Scott Tibbs



How to fix the Supreme Court

By Scott Tibbs, September 28, 2020

The death of Ruth Bader Ginsburg immediately brought our partisan bitterness and enmity to a boil. Radical Leftists (including verified "blue check" users on Twitter) immediately threatened riots, while "conservative" ghouls danced on Ginsburg's grave and gloated over the ability to replace her.

It should not be this way, but there is a way to fix it. The reason that Supreme Court nomination battles are so bitter and divisive is that the federal government is way too big and powerful. The stakes are so high for SCOTUS because the federal government has gobbled up authority that rightly belongs to the states. Our politics would be a lot less acrimonious if we went back to the federalist system our country was designed to be, leaving most decisions to the states while the federal government is restricted.

Sure, there are interesting reforms that can be made around the edges. One interesting proposal I have seen is term limits for seats that are now lifetime appointments, but even if we implement that proposal a couple nominees can still make significant changes and set important precedents. The base problem is still that the stakes are too high at the national level.

When you have an increasingly large portion of policy on every issue set in one city on the East Coast, there is bound to be conflict. Rural voters do not want to have big cities determining policy for them, and the same applies to large cities. But people in Montana would care a lot less about what Los Angeles is doing if politicians from Los Angeles were not passing laws that greatly impact the people of Montana.

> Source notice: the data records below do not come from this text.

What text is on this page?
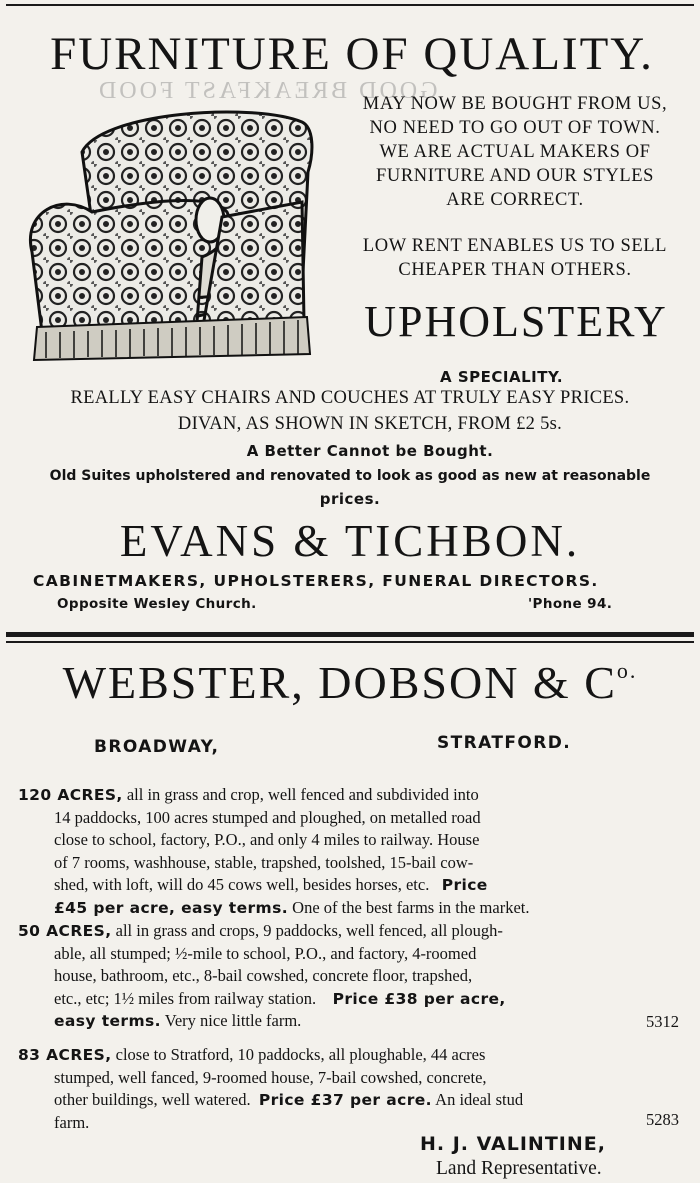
FURNITURE OF QUALITY.
GOOD BREAKFAST FOOD
MAY NOW BE BOUGHT FROM US,
NO NEED TO GO OUT OF TOWN.
WE ARE ACTUAL MAKERS OF
FURNITURE AND OUR STYLES
ARE CORRECT.
LOW RENT ENABLES US TO SELL
CHEAPER THAN OTHERS.
UPHOLSTERY
A SPECIALITY.
REALLY EASY CHAIRS AND COUCHES AT TRULY EASY PRICES.
DIVAN, AS SHOWN IN SKETCH, FROM £2 5s.
A Better Cannot be Bought.
Old Suites upholstered and renovated to look as good as new at reasonable
prices.
EVANS & TICHBON.
CABINETMAKERS, UPHOLSTERERS, FUNERAL DIRECTORS.
Opposite Wesley Church.	'Phone 94.
WEBSTER, DOBSON & $C^{o.}$
BROADWAY,	STRATFORD.
120 ACRES, all in grass and crop, well fenced and subdivided into
14 paddocks, 100 acres stumped and ploughed, on metalled road
close to school, factory, P.O., and only 4 miles to railway. House
of 7 rooms, washhouse, stable, trapshed, toolshed, 15-bail cow-
shed, with loft, will do 45 cows well, besides horses, etc. Price
£45 per acre, easy terms. One of the best farms in the market.
50 ACRES, all in grass and crops, 9 paddocks, well fenced, all plough-
able, all stumped; ½-mile to school, P.O., and factory, 4-roomed
house, bathroom, etc., 8-bail cowshed, concrete floor, trapshed,
etc., etc; 1½ miles from railway station. Price £38 per acre,
easy terms. Very nice little farm.	5312
83 ACRES, close to Stratford, 10 paddocks, all ploughable, 44 acres
stumped, well fanced, 9-roomed house, 7-bail cowshed, concrete,
other buildings, well watered. Price £37 per acre. An ideal stud
farm.	5283
H. J. VALINTINE,
Land Representative.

Sure, there is the problem that many people see the Supreme Court as a super-legislature used to implement policy as opposed to interpreting the law. But if the federal government did not have such a disproportionate amount of political power - far more than the U.S. Constitution ever allowed - then that would not be nearly as much of an issue. If we really want to lower the anger and divisiveness of our politics, what we really need to do is restore the constitutional balance originally written into our founding documents.